Anselmo provou, sentiu um gosto adocicado de amêndoas, mas não teve
tempo de concordar. Figueiredo arrastou-o ao quarto, tirou-lhe a roupa,
deitou-o ao lado de Ema, a mão estendida para fora do leito. Pegou no
copo, colocou-o na mão de Anselmo, deixou que o copo se partisse no
chão.
Apagou as luzes, deixando apenas um pequeno abajur aceso. Ganhou a rua,
atravessando a garagem do prédio, o garagista tinha sono de pedra,
quando chegava tarde, com o carro, tinha de esmurrar a campainha para
que o homem lhe abrisse a porta dos carros.
Andou pela cidade, esperando o primeiro ônibus para Teresópolis.

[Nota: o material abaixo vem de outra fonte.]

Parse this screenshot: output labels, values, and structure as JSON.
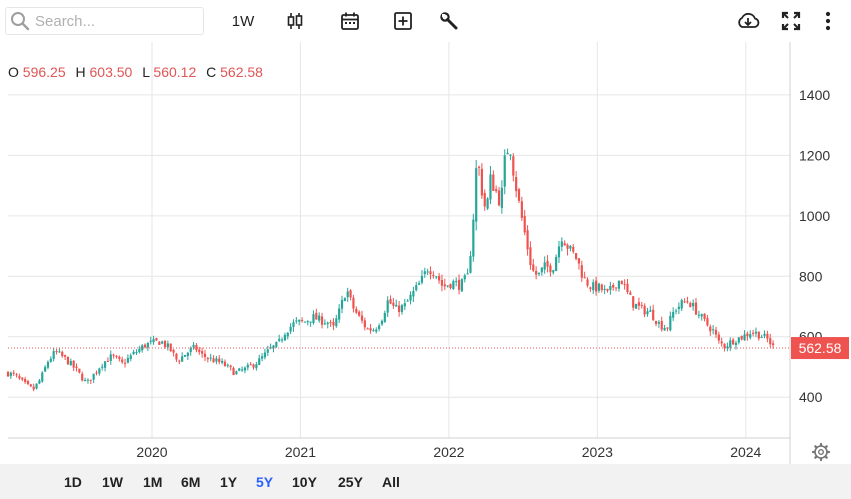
{
  "toolbar": {
    "search_placeholder": "Search...",
    "interval_label": "1W",
    "icons": [
      "candlestick-icon",
      "calendar-icon",
      "add-indicator-icon",
      "wrench-icon",
      "download-icon",
      "fullscreen-icon",
      "more-icon"
    ]
  },
  "ohlc": {
    "o_label": "O",
    "o_value": "596.25",
    "h_label": "H",
    "h_value": "603.50",
    "l_label": "L",
    "l_value": "560.12",
    "c_label": "C",
    "c_value": "562.58"
  },
  "ranges": [
    "1D",
    "1W",
    "1M",
    "6M",
    "1Y",
    "5Y",
    "10Y",
    "25Y",
    "All"
  ],
  "active_range": "5Y",
  "colors": {
    "up": "#26a69a",
    "down": "#ef5350",
    "active_range": "#2962ff",
    "price_label": "#ef5350"
  },
  "chart_data": {
    "type": "candlestick",
    "interval": "weekly",
    "x_tick_labels": [
      "2020",
      "2021",
      "2022",
      "2023",
      "2024"
    ],
    "y_tick_labels": [
      "400",
      "600",
      "800",
      "1000",
      "1200",
      "1400"
    ],
    "ylim": [
      265,
      1575
    ],
    "x_range": [
      2019.03,
      2024.19
    ],
    "grid": true,
    "last_price_label": "562.58",
    "last_price": 562.58,
    "close_series": [
      [
        2019.03,
        480
      ],
      [
        2019.08,
        470
      ],
      [
        2019.15,
        440
      ],
      [
        2019.2,
        425
      ],
      [
        2019.25,
        460
      ],
      [
        2019.3,
        520
      ],
      [
        2019.35,
        550
      ],
      [
        2019.42,
        525
      ],
      [
        2019.48,
        495
      ],
      [
        2019.52,
        470
      ],
      [
        2019.56,
        445
      ],
      [
        2019.6,
        470
      ],
      [
        2019.66,
        510
      ],
      [
        2019.73,
        535
      ],
      [
        2019.8,
        510
      ],
      [
        2019.88,
        545
      ],
      [
        2019.96,
        575
      ],
      [
        2020.06,
        585
      ],
      [
        2020.12,
        560
      ],
      [
        2020.17,
        520
      ],
      [
        2020.23,
        545
      ],
      [
        2020.29,
        565
      ],
      [
        2020.33,
        540
      ],
      [
        2020.4,
        525
      ],
      [
        2020.48,
        510
      ],
      [
        2020.56,
        480
      ],
      [
        2020.64,
        495
      ],
      [
        2020.72,
        520
      ],
      [
        2020.8,
        560
      ],
      [
        2020.85,
        575
      ],
      [
        2020.9,
        620
      ],
      [
        2020.96,
        645
      ],
      [
        2021.03,
        650
      ],
      [
        2021.08,
        665
      ],
      [
        2021.13,
        655
      ],
      [
        2021.18,
        650
      ],
      [
        2021.22,
        625
      ],
      [
        2021.27,
        695
      ],
      [
        2021.31,
        760
      ],
      [
        2021.35,
        700
      ],
      [
        2021.4,
        660
      ],
      [
        2021.45,
        625
      ],
      [
        2021.5,
        625
      ],
      [
        2021.55,
        665
      ],
      [
        2021.59,
        720
      ],
      [
        2021.64,
        690
      ],
      [
        2021.7,
        700
      ],
      [
        2021.76,
        745
      ],
      [
        2021.81,
        780
      ],
      [
        2021.86,
        830
      ],
      [
        2021.91,
        810
      ],
      [
        2021.96,
        765
      ],
      [
        2022.02,
        780
      ],
      [
        2022.08,
        770
      ],
      [
        2022.13,
        800
      ],
      [
        2022.16,
        960
      ],
      [
        2022.19,
        1200
      ],
      [
        2022.22,
        1090
      ],
      [
        2022.25,
        1010
      ],
      [
        2022.28,
        1120
      ],
      [
        2022.31,
        1090
      ],
      [
        2022.35,
        1040
      ],
      [
        2022.38,
        1200
      ],
      [
        2022.41,
        1240
      ],
      [
        2022.44,
        1130
      ],
      [
        2022.48,
        1020
      ],
      [
        2022.52,
        920
      ],
      [
        2022.56,
        820
      ],
      [
        2022.6,
        800
      ],
      [
        2022.64,
        830
      ],
      [
        2022.7,
        830
      ],
      [
        2022.76,
        935
      ],
      [
        2022.81,
        890
      ],
      [
        2022.86,
        860
      ],
      [
        2022.91,
        790
      ],
      [
        2022.96,
        765
      ],
      [
        2023.02,
        760
      ],
      [
        2023.07,
        740
      ],
      [
        2023.12,
        775
      ],
      [
        2023.16,
        790
      ],
      [
        2023.2,
        745
      ],
      [
        2023.24,
        710
      ],
      [
        2023.3,
        690
      ],
      [
        2023.36,
        680
      ],
      [
        2023.42,
        640
      ],
      [
        2023.47,
        630
      ],
      [
        2023.52,
        690
      ],
      [
        2023.57,
        710
      ],
      [
        2023.61,
        720
      ],
      [
        2023.66,
        690
      ],
      [
        2023.72,
        650
      ],
      [
        2023.78,
        620
      ],
      [
        2023.82,
        580
      ],
      [
        2023.86,
        570
      ],
      [
        2023.92,
        590
      ],
      [
        2023.98,
        600
      ],
      [
        2024.04,
        618
      ],
      [
        2024.1,
        605
      ],
      [
        2024.15,
        590
      ],
      [
        2024.19,
        562
      ]
    ]
  }
}
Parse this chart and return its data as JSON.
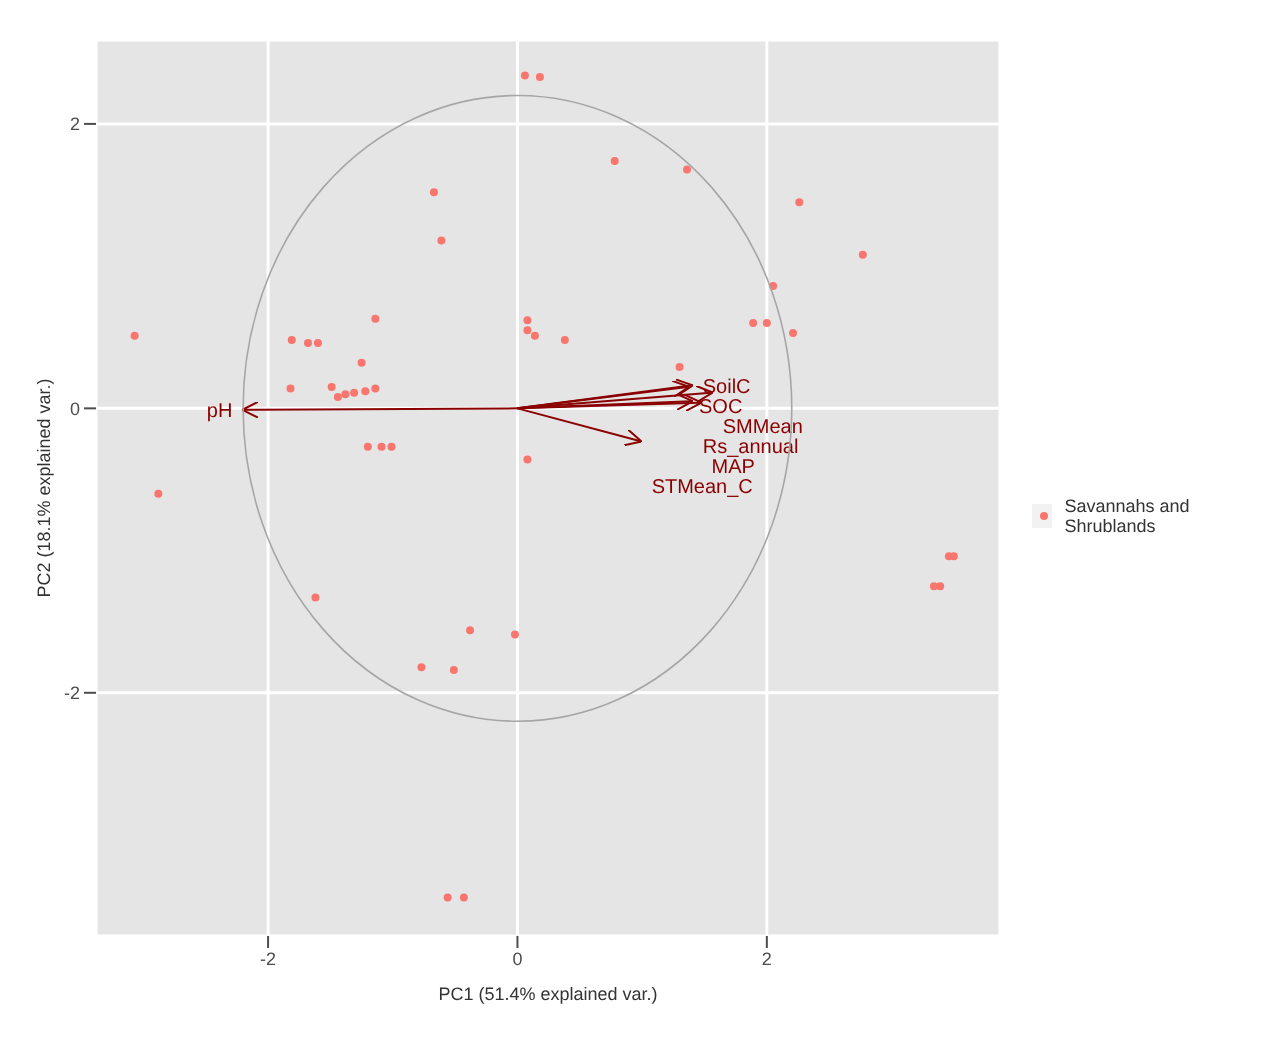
{
  "chart_data": {
    "type": "scatter",
    "xlabel": "PC1 (51.4% explained var.)",
    "ylabel": "PC2 (18.1% explained var.)",
    "xlim": [
      -3.38,
      3.87
    ],
    "ylim": [
      -3.71,
      2.59
    ],
    "xticks": [
      -2,
      0,
      2
    ],
    "yticks": [
      -2,
      0,
      2
    ],
    "grid": true,
    "legend": "right",
    "marker": "circle",
    "series": [
      {
        "type": "scatter",
        "name": "Savannahs and Shrublands",
        "color": "#f8766d",
        "x": [
          0.06,
          0.18,
          0.78,
          -0.67,
          -0.61,
          -3.07,
          -1.14,
          -1.81,
          -1.68,
          -1.6,
          0.08,
          0.08,
          0.14,
          0.38,
          -1.25,
          -1.82,
          -1.49,
          -1.44,
          -1.38,
          -1.31,
          -1.22,
          -1.14,
          -1.2,
          -1.09,
          -1.01,
          -2.88,
          0.08,
          -1.62,
          -0.38,
          -0.02,
          -0.77,
          -0.51,
          -0.56,
          -0.43,
          1.36,
          2.26,
          2.77,
          2.05,
          1.89,
          2.0,
          2.21,
          1.3,
          3.5,
          3.46,
          3.39,
          3.34
        ],
        "values": [
          2.34,
          2.33,
          1.74,
          1.52,
          1.18,
          0.51,
          0.63,
          0.48,
          0.46,
          0.46,
          0.62,
          0.55,
          0.51,
          0.48,
          0.32,
          0.14,
          0.15,
          0.08,
          0.1,
          0.11,
          0.12,
          0.14,
          -0.27,
          -0.27,
          -0.27,
          -0.6,
          -0.36,
          -1.33,
          -1.56,
          -1.59,
          -1.82,
          -1.84,
          -3.44,
          -3.44,
          1.68,
          1.45,
          1.08,
          0.86,
          0.6,
          0.6,
          0.53,
          0.29,
          -1.04,
          -1.04,
          -1.25,
          -1.25
        ]
      },
      {
        "type": "line",
        "marker": "none",
        "name": "pH",
        "color": "#8b0000",
        "x": [
          0,
          -2.19
        ],
        "values": [
          0,
          -0.01
        ]
      },
      {
        "type": "line",
        "marker": "none",
        "name": "SoilC",
        "color": "#8b0000",
        "x": [
          0,
          1.39
        ],
        "values": [
          0,
          0.16
        ]
      },
      {
        "type": "line",
        "marker": "none",
        "name": "SOC",
        "color": "#8b0000",
        "x": [
          0,
          1.36
        ],
        "values": [
          0,
          0.15
        ]
      },
      {
        "type": "line",
        "marker": "none",
        "name": "SMMean",
        "color": "#8b0000",
        "x": [
          0,
          1.55
        ],
        "values": [
          0,
          0.11
        ]
      },
      {
        "type": "line",
        "marker": "none",
        "name": "Rs_annual",
        "color": "#8b0000",
        "x": [
          0,
          1.39
        ],
        "values": [
          0,
          0.05
        ]
      },
      {
        "type": "line",
        "marker": "none",
        "name": "MAP",
        "color": "#8b0000",
        "x": [
          0,
          1.46
        ],
        "values": [
          0,
          0.04
        ]
      },
      {
        "type": "line",
        "marker": "none",
        "name": "STMean_C",
        "color": "#8b0000",
        "x": [
          0,
          0.98
        ],
        "values": [
          0,
          -0.23
        ]
      }
    ]
  }
}
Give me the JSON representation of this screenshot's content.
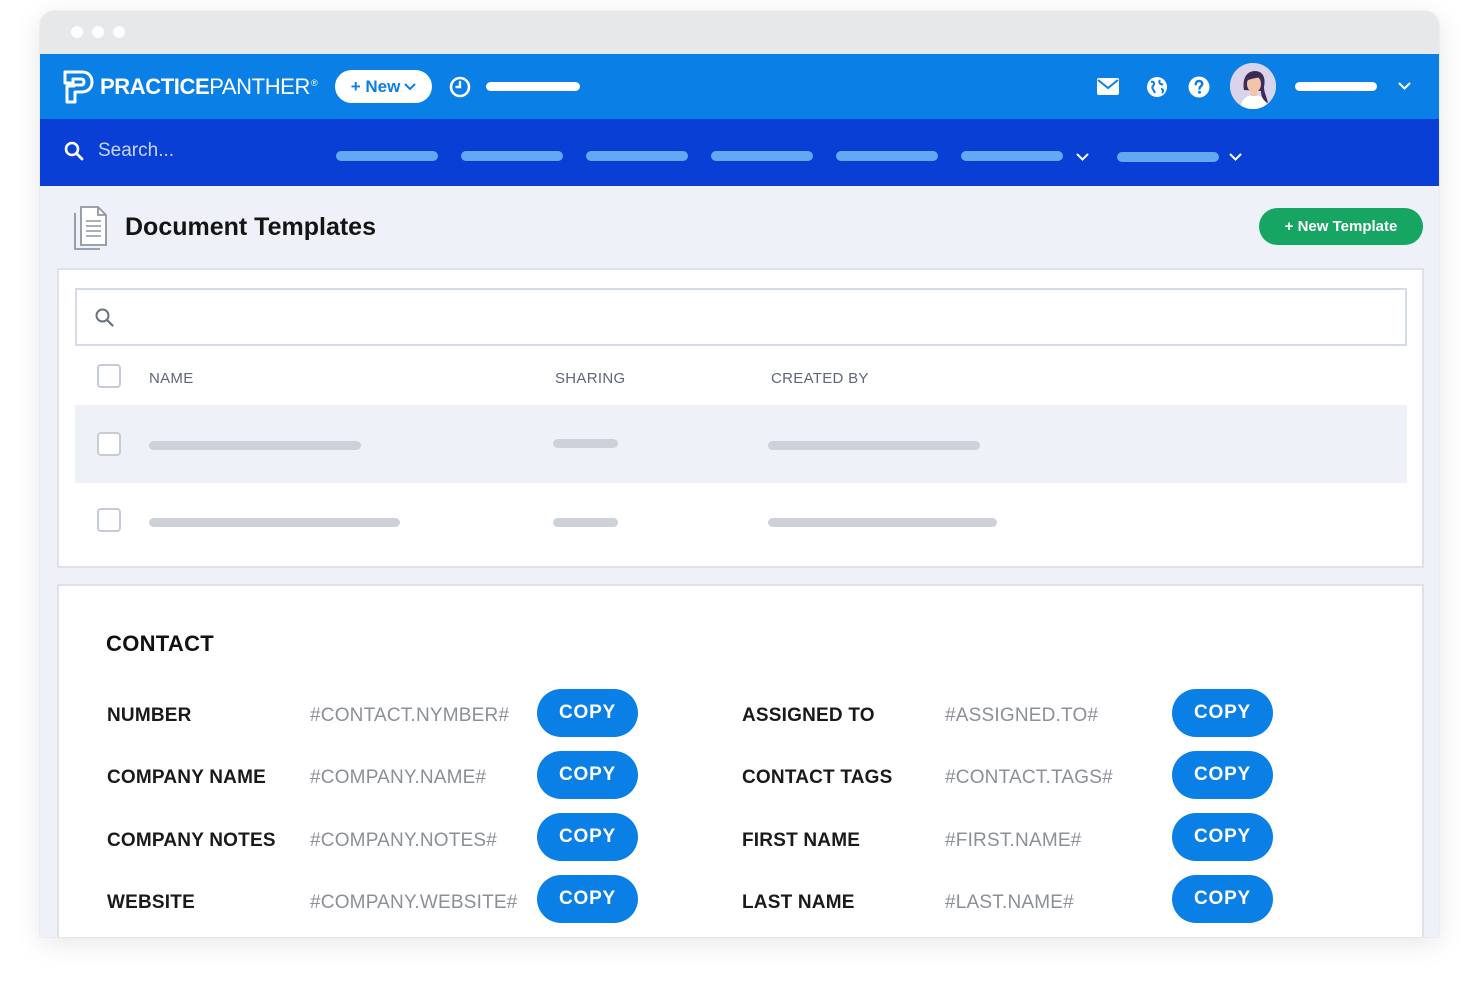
{
  "brand": {
    "name_bold": "PRACTICE",
    "name_light": "PANTHER",
    "registered": "®"
  },
  "topbar": {
    "new_label": "+ New"
  },
  "navbar": {
    "search_placeholder": "Search..."
  },
  "page": {
    "title": "Document Templates",
    "new_template_label": "+ New Template"
  },
  "table": {
    "search_placeholder": "",
    "columns": [
      "NAME",
      "SHARING",
      "CREATED BY"
    ]
  },
  "contact": {
    "section_title": "CONTACT",
    "copy_label": "COPY",
    "left_fields": [
      {
        "label": "NUMBER",
        "code": "#CONTACT.NYMBER#"
      },
      {
        "label": "COMPANY NAME",
        "code": "#COMPANY.NAME#"
      },
      {
        "label": "COMPANY NOTES",
        "code": "#COMPANY.NOTES#"
      },
      {
        "label": "WEBSITE",
        "code": "#COMPANY.WEBSITE#"
      }
    ],
    "right_fields": [
      {
        "label": "ASSIGNED TO",
        "code": "#ASSIGNED.TO#"
      },
      {
        "label": "CONTACT TAGS",
        "code": "#CONTACT.TAGS#"
      },
      {
        "label": "FIRST NAME",
        "code": "#FIRST.NAME#"
      },
      {
        "label": "LAST NAME",
        "code": "#LAST.NAME#"
      }
    ]
  },
  "icons": {
    "logo": "panther-p-logo-icon",
    "clock": "clock-icon",
    "mail": "mail-icon",
    "globe": "globe-icon",
    "help": "help-icon",
    "chevron": "chevron-down-icon",
    "search": "search-icon",
    "document": "document-icon"
  },
  "colors": {
    "topbar": "#0a7fe6",
    "navbar": "#0a3fd6",
    "new_template": "#17a564",
    "copy_button": "#0a7fe6"
  }
}
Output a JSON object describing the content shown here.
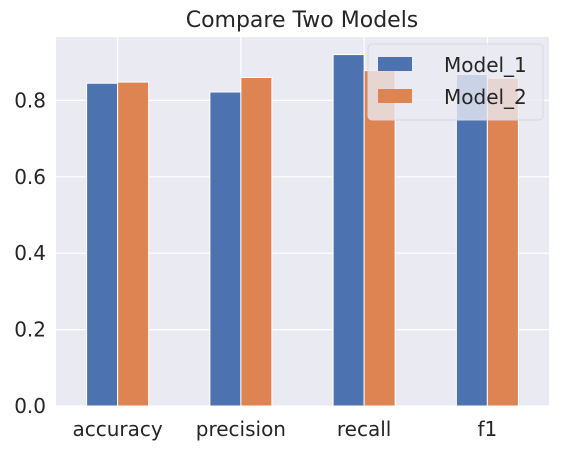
{
  "chart_data": {
    "type": "bar",
    "title": "Compare Two Models",
    "xlabel": "",
    "ylabel": "",
    "categories": [
      "accuracy",
      "precision",
      "recall",
      "f1"
    ],
    "series": [
      {
        "name": "Model_1",
        "values": [
          0.845,
          0.822,
          0.92,
          0.868
        ],
        "color": "#4c72b0"
      },
      {
        "name": "Model_2",
        "values": [
          0.848,
          0.86,
          0.878,
          0.858
        ],
        "color": "#dd8452"
      }
    ],
    "ylim": [
      0,
      0.966
    ],
    "yticks": [
      {
        "value": 0.0,
        "label": "0.0"
      },
      {
        "value": 0.2,
        "label": "0.2"
      },
      {
        "value": 0.4,
        "label": "0.4"
      },
      {
        "value": 0.6,
        "label": "0.6"
      },
      {
        "value": 0.8,
        "label": "0.8"
      }
    ],
    "grid": true,
    "legend_position": "top-right",
    "background_color": "#eaeaf2",
    "grid_color": "#ffffff"
  }
}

Deixara impressões no copo, nas roupas, em todos os lugares. Mas o
lucro era tão dele que invalidava a suspeita. Deixara atrás de si um
crime que se explicava por si mesmo.
Tomou o ônibus para Teresópolis. Com o sereno da noite, o carro ficara
melado como um bicho. Antes de ligar o motor, abriu o painel de
instrumentos e desligou o cabo do velocímetro. Desceu a serra, almoçou
um frango assado à beira da estrada, atingiu a Avenida Brasil e cortou
em direção oposta à cidade. Andou mais alguns quilômetros e pegou a Rio
— São Paulo. Enfrentou as retas iniciais, atingiu a serra mas logo fez
um contorno e embicou de volta ao Rio. Parou no posto de gasolina para
abastecer o carro.
— Tem mecânico aí?
O mulato de maus dentes surgiu das entranhas de uma camioneta.
— É o cabo do velocímetro. Acho que houve alguma coisa com ele.
Deu boa gorjeta ao mecânico e ao homem do posto que lhe enchera o
tanque,
tinha agora duas pessoas que atestariam que ele regressava de São
Paulo.
Quando arrancou, os dois homens o chamaram de doutor:
— Boa viagem, doutor!
Chegou em casa, após uma boa viagem, e viu o quadro que logo os
policiais examinaram, os jornais noticiaram e com o qual ele lucrou.
Moral
O crime, para o burguês, só não compensa quando a polícia está contra.